На чем мы остановились? Ах да, на том, что отъезд был назначен на послезавтра. С одной стороны, времени было еще много, с другой… Не надо, не надо забивать себе голову всякой ерундой. Нужна была машина — раз, нужны были деньги — два. Первое имелось, второе — в изобилии. Все необходимое и забытое можно было купить по дороге. Мы не должны быть сухими и педантами, мы должны быть молодыми, легкими и беззаботными. Что-то вроде этого мог означать блеск глаз Феликса Маркса, и теперь показалось, что девочки поняли правильно все, иначе зачем бы они улыбались, сверкая слюнкой на квадратных зубах. (Мы еще не говорили, но обязательно поговорим об их физическом совершенстве: о приятно радующей глаз худобе, об острых углах коленок и локтей, о полупрозрачной коже, о привычке близоруко щуриться в момент умственного затруднения, о том-то, том-то и том-то… Но если бы были они двумя отвратительными карлицами, разве что-нибудь изменилось в отношении к ним Маркса? Ответ радует своей однозначностью: конечно же, нет.)
Именно так и бывает: вслед за апатией, унынием и растерянностью приходит деятельная плодотворная пора. В голове воцарился порядок, Маркс теперь знал свои первоочередные и безотлагательные дела и те, с которыми можно было повременить. Знал он и то, чего делать было нельзя никогда. К первоочередным делам, кроме набивания чемоданов, относилось и срочное, срочнейшее, cito! посещение магазина ювелирных принадлежностей или как они там называются, чтобы у двух принцесс были все подобающие знаки отличия. Ну, короны — это несколько старомодно, да и вряд ли они могут здесь продаваться, но кольца, браслеты, ожерелья, диадемы, кулоны, цепочки, изумруды, бриллианты, сапфиры и жемчуга. Все это продавалось там; вспомнилось и месторасположение магазина, и его огромная витрина, всю сверкающую плоскость которой в ясные вечера облюбовывал пунцовый закат. Вспомнился бубенчик, звенящий всякий раз, когда открывалась дверь, и на этот звук, словно павловская собака, тотчас же появлялся и хозяин, который вместо вопроса всегда задирал высоко брови и потом их тщательно придерживал пальцами, будто они могли свалиться обратно.

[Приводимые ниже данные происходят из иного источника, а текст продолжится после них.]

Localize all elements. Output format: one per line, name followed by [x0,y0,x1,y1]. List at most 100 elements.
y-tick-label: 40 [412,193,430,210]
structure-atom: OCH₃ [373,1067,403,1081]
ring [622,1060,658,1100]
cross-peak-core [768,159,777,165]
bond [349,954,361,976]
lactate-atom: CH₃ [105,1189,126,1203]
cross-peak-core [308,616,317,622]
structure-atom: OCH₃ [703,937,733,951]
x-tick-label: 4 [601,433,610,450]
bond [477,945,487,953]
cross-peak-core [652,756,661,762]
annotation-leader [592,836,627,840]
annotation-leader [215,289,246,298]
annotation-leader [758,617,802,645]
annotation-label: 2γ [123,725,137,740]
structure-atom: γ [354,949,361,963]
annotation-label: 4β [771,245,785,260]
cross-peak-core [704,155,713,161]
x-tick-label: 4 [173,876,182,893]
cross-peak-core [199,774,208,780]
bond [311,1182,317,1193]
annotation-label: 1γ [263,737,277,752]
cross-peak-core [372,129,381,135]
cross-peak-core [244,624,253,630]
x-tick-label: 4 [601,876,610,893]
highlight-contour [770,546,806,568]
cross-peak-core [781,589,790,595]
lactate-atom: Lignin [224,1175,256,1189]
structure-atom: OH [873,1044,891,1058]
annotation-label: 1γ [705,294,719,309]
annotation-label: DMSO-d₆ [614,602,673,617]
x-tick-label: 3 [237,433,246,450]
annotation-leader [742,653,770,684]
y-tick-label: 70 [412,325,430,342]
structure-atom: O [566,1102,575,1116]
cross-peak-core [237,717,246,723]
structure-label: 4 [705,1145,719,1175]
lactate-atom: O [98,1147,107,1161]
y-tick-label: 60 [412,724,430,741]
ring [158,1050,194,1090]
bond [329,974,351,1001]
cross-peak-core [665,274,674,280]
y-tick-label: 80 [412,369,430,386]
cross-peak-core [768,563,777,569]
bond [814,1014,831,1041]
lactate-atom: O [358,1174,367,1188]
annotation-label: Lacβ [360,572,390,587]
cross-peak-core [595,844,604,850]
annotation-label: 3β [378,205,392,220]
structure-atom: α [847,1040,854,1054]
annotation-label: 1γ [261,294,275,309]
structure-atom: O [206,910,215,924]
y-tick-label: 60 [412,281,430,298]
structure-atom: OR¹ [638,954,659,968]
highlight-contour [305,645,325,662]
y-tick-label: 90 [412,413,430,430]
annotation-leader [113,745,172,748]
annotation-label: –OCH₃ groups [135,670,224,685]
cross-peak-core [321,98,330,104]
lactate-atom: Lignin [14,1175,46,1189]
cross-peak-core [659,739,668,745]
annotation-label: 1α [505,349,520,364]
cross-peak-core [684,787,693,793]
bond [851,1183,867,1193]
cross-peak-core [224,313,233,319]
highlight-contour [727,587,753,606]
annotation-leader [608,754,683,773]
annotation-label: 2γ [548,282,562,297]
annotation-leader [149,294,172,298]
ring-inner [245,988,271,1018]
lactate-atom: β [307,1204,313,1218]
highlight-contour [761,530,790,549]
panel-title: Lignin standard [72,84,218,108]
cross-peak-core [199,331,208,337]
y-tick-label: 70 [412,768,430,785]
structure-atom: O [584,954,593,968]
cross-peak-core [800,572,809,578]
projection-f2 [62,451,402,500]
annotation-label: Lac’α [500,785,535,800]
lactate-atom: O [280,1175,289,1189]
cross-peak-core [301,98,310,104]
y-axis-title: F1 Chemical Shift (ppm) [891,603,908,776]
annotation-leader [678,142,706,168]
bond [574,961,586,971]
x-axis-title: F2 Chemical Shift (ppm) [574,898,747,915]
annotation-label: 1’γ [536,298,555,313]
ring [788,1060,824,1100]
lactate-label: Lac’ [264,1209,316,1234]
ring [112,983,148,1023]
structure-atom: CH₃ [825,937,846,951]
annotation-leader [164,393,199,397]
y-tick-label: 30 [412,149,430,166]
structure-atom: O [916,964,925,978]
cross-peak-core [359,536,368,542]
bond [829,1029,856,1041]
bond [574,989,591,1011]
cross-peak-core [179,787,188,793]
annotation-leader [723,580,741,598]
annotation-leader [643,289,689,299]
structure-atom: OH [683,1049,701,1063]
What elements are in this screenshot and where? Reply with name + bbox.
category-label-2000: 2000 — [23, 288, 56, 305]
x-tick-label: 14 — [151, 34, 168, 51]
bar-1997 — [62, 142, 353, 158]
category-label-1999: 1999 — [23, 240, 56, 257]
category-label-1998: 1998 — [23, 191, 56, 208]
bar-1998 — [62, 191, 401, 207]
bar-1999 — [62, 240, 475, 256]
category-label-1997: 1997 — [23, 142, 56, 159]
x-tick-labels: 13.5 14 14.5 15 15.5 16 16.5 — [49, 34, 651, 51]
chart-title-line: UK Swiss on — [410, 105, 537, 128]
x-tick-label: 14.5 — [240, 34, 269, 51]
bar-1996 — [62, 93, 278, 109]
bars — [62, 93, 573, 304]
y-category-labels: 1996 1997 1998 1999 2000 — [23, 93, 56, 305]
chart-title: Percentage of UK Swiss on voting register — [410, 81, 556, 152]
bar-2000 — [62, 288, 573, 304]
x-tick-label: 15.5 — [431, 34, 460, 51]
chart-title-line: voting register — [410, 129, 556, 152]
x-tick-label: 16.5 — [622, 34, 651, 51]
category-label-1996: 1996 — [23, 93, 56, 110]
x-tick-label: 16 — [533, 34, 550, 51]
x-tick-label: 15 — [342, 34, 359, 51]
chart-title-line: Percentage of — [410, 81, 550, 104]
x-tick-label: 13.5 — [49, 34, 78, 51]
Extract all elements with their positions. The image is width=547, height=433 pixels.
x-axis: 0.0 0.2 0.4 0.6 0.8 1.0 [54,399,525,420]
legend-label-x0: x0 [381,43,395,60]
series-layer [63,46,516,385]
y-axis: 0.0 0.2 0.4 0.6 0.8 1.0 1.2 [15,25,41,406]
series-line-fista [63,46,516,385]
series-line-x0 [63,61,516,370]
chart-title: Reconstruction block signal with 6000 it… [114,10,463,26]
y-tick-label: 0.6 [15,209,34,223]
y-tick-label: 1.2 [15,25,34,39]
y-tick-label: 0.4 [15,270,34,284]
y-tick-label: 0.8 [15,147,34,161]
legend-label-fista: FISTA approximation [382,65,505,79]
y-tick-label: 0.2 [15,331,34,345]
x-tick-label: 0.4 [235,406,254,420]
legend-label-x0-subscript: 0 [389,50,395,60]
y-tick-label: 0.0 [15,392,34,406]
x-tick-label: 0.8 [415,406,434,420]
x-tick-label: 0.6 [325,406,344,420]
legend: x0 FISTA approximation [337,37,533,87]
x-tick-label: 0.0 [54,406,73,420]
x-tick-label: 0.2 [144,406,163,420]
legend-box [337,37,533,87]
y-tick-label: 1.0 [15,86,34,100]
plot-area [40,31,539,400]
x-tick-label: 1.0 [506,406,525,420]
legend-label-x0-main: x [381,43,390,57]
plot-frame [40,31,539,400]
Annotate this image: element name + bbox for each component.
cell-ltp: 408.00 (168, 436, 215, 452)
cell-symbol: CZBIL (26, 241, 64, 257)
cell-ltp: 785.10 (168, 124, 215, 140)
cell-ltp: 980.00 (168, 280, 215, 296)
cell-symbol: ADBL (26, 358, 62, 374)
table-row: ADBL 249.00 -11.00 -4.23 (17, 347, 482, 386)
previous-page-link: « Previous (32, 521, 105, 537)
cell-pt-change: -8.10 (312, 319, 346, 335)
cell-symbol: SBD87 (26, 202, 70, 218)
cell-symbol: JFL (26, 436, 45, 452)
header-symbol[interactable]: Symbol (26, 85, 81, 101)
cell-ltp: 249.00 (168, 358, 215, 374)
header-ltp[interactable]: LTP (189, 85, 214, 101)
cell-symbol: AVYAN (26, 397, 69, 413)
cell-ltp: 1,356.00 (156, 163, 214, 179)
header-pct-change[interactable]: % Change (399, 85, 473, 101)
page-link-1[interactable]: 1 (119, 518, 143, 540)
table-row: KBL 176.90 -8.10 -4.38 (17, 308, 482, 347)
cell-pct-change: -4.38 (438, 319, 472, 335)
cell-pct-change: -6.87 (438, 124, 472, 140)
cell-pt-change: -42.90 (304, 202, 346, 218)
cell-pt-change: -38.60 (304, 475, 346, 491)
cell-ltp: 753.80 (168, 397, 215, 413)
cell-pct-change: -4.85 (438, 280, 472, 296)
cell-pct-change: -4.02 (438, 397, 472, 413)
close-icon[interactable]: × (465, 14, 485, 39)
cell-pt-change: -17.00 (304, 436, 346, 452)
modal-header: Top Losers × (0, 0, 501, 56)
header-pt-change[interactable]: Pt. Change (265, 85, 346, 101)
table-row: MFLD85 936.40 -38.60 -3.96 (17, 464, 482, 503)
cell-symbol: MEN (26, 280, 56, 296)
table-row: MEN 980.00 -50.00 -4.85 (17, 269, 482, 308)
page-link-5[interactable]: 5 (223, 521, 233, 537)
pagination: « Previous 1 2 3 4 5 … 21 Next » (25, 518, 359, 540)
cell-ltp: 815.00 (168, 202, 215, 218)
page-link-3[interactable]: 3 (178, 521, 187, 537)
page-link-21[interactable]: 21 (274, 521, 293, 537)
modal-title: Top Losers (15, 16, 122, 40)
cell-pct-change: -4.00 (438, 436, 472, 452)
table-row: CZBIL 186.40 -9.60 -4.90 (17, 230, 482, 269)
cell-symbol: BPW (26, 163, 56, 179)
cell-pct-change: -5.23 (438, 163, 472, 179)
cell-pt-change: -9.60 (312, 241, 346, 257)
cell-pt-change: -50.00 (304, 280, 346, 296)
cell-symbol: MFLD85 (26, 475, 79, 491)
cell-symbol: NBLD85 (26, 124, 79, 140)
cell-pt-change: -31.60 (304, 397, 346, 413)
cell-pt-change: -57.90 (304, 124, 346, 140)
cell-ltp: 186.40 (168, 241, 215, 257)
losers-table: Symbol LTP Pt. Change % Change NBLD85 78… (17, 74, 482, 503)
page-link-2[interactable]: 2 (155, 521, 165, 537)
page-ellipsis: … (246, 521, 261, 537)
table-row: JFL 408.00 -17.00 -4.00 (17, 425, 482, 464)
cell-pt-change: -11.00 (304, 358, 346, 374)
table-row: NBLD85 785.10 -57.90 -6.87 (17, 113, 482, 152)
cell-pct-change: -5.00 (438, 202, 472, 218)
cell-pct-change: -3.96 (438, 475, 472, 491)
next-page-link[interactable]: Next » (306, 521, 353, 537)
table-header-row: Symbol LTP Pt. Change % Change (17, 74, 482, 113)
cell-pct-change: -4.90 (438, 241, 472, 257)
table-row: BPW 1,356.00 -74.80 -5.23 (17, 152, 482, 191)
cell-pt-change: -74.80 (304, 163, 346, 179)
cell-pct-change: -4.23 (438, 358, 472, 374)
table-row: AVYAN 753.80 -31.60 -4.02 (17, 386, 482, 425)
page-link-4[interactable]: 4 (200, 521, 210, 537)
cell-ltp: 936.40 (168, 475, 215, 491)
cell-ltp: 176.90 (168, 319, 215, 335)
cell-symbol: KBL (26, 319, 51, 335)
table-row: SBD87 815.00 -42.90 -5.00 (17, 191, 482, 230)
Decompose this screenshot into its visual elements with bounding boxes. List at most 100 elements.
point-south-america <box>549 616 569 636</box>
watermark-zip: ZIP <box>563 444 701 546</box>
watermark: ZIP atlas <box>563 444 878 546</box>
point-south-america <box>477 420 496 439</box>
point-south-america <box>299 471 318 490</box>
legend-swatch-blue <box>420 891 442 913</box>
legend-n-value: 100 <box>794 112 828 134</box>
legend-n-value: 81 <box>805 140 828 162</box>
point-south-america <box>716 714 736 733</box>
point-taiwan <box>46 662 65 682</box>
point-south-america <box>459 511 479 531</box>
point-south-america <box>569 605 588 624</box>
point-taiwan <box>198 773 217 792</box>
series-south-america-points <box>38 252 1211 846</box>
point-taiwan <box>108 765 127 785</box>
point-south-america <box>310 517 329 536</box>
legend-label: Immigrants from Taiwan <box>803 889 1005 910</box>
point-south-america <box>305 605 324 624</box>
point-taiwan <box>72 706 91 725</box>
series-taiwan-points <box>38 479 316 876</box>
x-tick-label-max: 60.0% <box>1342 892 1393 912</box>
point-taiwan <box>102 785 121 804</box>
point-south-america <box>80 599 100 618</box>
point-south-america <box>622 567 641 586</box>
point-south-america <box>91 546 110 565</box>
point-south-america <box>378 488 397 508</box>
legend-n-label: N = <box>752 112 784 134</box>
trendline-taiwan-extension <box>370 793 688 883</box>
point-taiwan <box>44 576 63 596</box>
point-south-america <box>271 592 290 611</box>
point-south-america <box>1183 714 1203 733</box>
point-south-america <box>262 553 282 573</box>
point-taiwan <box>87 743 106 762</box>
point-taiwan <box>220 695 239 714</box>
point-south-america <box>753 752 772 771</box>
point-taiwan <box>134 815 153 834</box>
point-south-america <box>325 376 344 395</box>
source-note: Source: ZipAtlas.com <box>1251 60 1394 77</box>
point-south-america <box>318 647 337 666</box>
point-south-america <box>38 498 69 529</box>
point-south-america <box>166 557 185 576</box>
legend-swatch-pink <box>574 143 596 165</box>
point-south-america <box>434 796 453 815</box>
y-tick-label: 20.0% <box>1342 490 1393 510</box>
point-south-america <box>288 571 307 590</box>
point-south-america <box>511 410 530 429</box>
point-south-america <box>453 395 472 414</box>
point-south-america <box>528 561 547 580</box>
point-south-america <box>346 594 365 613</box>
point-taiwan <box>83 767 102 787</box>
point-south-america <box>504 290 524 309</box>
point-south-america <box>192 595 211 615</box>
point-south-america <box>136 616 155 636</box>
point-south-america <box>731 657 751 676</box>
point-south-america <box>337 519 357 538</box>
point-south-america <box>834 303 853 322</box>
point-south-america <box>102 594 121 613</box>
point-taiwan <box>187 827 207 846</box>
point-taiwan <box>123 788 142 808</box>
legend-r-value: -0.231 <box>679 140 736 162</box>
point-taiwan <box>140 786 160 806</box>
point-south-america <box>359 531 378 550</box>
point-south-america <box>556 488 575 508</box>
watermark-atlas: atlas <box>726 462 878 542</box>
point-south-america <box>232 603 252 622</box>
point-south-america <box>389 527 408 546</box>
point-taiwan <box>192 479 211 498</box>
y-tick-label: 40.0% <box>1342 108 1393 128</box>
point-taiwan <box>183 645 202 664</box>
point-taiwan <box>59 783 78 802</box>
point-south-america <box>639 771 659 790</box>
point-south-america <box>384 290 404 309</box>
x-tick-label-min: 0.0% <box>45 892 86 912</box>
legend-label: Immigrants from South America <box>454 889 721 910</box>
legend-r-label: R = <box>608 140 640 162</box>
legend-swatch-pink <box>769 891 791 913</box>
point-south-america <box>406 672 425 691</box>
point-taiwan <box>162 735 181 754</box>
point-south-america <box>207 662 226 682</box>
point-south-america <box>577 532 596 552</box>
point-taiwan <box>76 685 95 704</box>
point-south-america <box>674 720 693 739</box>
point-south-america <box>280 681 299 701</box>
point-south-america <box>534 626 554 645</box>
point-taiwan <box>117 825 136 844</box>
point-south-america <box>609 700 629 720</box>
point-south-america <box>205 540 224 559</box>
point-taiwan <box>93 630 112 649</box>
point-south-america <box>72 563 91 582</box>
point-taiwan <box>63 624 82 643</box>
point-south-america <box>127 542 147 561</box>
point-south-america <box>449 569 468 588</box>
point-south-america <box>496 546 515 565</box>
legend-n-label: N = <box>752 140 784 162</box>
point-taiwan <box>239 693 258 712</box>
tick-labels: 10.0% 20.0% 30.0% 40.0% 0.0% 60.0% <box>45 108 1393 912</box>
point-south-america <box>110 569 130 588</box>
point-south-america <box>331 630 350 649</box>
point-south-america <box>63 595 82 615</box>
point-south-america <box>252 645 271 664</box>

И сегодня все было так, как говорилось в воспоминании: красное солнце стекало по гладкой, будто после утюга, витрине, звенел колокольчик открываемой двери, вызывая из небытия хозяина, который хмуро и недоверчиво сначала посмотрел на двух скромно одетых одинаковых девочек, но потом — уже совсем другой человек! — вдруг бурно заулыбался, оценив и костюм Маркса, и его ботинки, и даже часы, лишь краешком выползшие из-под манжеты рубашки.
— Просьба нам не мешать, ни советом, ни каким-либо другим действием, — строго предупредил его Маркс.
— Это ограбление? — скромно поинтересовался хозяин.
— Не садафайте глюпых вопросов, — зло ерничая, со специальным акцентом (одолженным из какого-то дурацкого фильма), ответил Маркс, на самом деле ужасно стесняясь того, как все это выглядит со стороны — явно не отец покупает своим явно не дочерям кучу драгоценностей, которые так легко могут показаться вульгарным, хотя и щедрым, гонораром за понятный порочный проступок!
— Это опасно и опрометчиво, — попробовали ему возразить, — сигнализация и так далее.
— Выкладывайте все сюда, — сказал Маркс, показывая на прозрачный стеклянный прилавок. — Мы хотим не глазами, а пальцами.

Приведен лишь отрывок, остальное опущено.